Eldon Thiessen, of the Kansas Agricultural Statistics, said the U.S. Department of Agriculture collects information from about 125,000 producers across the country and releases the data in a series of reports June 30. The survey will focus on estimates of crop acreage, grain stocks, livestock inventories, number of farms and farmland area, and other statistics.
"The numbers are combined from all the states to provide information to Kansas and the USDA in Washington (D.C.)," he said.
More than 4,000 Kansas farmers and ranchers will be randomly selected to take part in the survey. Thiessen said KAS maintains a list of farm operators and uses a statistical sampling procedure to compile a representative sample.

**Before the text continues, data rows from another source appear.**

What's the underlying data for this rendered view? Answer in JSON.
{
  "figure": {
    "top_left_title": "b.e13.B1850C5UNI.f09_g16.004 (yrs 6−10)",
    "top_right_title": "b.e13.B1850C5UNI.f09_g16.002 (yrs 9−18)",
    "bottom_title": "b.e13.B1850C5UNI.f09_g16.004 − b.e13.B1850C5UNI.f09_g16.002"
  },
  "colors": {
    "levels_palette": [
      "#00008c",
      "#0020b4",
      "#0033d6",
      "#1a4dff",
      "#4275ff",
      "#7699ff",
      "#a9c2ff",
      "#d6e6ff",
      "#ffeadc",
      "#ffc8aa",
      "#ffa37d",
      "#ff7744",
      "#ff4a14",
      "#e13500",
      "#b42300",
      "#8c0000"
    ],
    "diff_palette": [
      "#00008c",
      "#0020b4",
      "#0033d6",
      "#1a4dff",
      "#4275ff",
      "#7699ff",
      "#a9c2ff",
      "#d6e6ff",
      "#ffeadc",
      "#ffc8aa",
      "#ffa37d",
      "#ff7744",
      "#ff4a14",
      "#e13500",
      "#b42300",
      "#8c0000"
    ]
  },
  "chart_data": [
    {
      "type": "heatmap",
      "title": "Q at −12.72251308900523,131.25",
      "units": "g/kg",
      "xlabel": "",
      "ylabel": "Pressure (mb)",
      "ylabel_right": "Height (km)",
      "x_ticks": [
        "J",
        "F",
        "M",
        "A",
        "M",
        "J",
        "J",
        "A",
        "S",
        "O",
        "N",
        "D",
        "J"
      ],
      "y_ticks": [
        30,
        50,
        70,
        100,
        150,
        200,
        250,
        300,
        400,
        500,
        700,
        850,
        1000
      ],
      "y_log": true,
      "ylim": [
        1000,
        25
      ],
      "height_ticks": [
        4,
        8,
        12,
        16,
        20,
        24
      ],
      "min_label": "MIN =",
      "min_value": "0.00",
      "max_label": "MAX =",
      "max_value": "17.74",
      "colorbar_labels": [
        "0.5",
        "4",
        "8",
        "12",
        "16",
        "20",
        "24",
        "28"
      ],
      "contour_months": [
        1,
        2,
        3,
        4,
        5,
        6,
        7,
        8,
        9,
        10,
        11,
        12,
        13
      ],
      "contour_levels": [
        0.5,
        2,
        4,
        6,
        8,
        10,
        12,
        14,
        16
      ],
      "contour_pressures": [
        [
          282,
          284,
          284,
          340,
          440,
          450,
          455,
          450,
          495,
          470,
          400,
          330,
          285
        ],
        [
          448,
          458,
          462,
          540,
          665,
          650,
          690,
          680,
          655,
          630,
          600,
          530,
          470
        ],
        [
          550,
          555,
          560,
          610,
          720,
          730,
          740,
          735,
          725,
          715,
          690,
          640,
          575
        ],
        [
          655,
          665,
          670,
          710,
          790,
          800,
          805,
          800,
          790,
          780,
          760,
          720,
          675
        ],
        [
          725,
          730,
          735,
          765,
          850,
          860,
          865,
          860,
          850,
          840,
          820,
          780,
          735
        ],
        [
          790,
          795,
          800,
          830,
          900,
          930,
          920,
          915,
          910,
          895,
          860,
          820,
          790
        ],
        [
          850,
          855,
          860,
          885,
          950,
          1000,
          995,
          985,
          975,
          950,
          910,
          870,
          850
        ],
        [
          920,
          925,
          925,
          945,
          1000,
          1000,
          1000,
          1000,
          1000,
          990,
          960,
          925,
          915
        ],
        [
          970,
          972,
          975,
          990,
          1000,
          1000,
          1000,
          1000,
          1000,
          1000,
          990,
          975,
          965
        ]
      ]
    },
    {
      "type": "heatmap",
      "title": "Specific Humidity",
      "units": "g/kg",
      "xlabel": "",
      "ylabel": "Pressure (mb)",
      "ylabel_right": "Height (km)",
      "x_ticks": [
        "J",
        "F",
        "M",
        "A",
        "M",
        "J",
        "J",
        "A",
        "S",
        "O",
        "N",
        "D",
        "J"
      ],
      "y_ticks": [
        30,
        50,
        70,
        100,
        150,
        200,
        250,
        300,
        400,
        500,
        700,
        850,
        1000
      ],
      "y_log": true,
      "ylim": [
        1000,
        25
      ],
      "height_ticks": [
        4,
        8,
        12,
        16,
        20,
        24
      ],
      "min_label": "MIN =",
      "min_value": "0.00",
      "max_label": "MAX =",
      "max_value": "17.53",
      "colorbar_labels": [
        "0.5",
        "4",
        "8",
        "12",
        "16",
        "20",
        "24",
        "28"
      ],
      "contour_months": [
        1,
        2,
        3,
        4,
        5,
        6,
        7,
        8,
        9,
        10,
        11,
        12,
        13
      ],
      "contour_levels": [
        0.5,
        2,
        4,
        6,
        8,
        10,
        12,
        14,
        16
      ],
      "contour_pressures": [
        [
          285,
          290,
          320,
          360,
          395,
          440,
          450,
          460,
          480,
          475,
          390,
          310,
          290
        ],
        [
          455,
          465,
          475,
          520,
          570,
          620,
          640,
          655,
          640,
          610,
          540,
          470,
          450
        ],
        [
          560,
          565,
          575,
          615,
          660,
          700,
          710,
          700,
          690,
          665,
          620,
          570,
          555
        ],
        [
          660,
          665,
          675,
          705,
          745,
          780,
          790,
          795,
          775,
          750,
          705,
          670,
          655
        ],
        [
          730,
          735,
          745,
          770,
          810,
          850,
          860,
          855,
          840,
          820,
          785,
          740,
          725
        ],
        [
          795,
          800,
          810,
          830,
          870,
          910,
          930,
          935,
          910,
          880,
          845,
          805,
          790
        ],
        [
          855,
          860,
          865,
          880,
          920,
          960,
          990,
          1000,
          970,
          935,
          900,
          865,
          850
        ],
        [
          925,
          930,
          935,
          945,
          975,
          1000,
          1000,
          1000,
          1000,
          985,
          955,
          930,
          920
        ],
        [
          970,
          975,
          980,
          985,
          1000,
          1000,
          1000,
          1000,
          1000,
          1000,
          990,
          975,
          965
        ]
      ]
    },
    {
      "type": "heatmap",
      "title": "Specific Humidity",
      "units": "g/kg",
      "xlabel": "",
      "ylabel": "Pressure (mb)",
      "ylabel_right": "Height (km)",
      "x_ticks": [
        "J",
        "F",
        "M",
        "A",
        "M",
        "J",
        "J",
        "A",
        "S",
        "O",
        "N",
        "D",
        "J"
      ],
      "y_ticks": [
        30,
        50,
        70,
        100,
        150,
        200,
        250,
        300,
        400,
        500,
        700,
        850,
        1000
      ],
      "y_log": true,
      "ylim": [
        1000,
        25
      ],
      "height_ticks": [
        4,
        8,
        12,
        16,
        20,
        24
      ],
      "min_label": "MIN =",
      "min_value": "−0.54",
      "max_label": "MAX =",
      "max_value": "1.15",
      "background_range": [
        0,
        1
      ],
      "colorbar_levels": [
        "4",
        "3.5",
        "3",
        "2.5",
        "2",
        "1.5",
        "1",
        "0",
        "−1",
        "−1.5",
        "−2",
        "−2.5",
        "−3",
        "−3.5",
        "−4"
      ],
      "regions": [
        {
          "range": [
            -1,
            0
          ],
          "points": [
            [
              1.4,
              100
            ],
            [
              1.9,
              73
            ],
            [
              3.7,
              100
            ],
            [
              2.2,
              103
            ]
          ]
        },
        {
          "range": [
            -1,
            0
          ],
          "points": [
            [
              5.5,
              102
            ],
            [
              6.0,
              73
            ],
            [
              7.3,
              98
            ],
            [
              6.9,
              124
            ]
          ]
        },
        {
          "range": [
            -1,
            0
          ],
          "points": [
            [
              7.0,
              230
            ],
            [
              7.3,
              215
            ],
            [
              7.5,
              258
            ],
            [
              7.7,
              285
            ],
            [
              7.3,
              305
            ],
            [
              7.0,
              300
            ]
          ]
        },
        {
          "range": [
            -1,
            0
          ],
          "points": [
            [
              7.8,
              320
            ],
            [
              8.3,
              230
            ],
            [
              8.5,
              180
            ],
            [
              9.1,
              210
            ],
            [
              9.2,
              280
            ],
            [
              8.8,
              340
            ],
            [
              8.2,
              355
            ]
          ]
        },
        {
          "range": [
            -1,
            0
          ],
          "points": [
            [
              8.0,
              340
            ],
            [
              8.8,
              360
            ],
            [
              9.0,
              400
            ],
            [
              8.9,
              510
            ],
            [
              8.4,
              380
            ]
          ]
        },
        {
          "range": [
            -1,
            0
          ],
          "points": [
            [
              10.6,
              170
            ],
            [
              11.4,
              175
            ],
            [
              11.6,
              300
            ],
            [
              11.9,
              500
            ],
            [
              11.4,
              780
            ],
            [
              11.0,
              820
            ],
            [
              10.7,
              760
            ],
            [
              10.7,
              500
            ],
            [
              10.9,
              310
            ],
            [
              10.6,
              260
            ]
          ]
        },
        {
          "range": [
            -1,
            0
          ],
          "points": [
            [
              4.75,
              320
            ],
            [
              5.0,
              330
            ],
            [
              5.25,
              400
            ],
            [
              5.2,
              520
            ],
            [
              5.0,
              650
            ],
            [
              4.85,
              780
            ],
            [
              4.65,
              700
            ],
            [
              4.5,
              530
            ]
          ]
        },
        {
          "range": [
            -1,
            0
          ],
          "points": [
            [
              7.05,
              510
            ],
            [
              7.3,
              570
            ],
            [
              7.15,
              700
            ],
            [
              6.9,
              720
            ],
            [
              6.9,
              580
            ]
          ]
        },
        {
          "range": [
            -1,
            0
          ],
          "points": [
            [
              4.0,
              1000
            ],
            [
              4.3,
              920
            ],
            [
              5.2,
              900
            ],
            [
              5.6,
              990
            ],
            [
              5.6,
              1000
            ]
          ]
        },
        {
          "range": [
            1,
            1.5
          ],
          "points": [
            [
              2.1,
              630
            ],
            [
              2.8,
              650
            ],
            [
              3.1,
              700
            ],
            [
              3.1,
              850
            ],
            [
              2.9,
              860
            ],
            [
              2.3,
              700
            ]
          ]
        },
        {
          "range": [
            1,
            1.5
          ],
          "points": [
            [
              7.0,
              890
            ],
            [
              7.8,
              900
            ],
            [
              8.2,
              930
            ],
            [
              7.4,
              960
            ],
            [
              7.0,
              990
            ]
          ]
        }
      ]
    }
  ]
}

"WE GROUP farms by the size of operation and pick a sample of each group," he said. "There's such a large number of small farms in the state that we might talk to 200 of them. We might have only 30 farmers with very large operations and we'd probably talk to all of them, their impact is so great."
KAS officials also designates certain land areas known as segments they visit for personal interviews with the operators, Thiessen said.
The Kansas Department of Agriculture contracts a group of people through the National Association of State Departments of Agriculture to collect data for the survey. The surveyors reside throughout the state, and conduct the legwork for all of the state's surveys.
Thiessen said the information provided by farmers is used exclusively for the state report. "None is ever released as an individual report," he said. "They are kept strictly confidential."
THE JUNE agricultural survey is the largest of several conducted each year by KAS, Thiessen said. Officials also survey producers in September for information on the harvest of wheat and other small grains, in December for details of the harvest of sorghum, soybeans, corn and other summer crops, and in March for a prediction of what and how much acreage farmers intend to plant for the coming year.
The June survey findings will go to government policymakers and farm organizations, which use the results to help develop farm policy positions. But Thiessen said the findings also play a key role in predicting the agriculture production for the state and country.
"We live in a country where we have a free enterprise economy," he said. "It is important to know what the supply is to make the market place function effectively. Whether or not there are statistics, prices will respond to the supply. Statistics help the market respond to supply in favor of producers."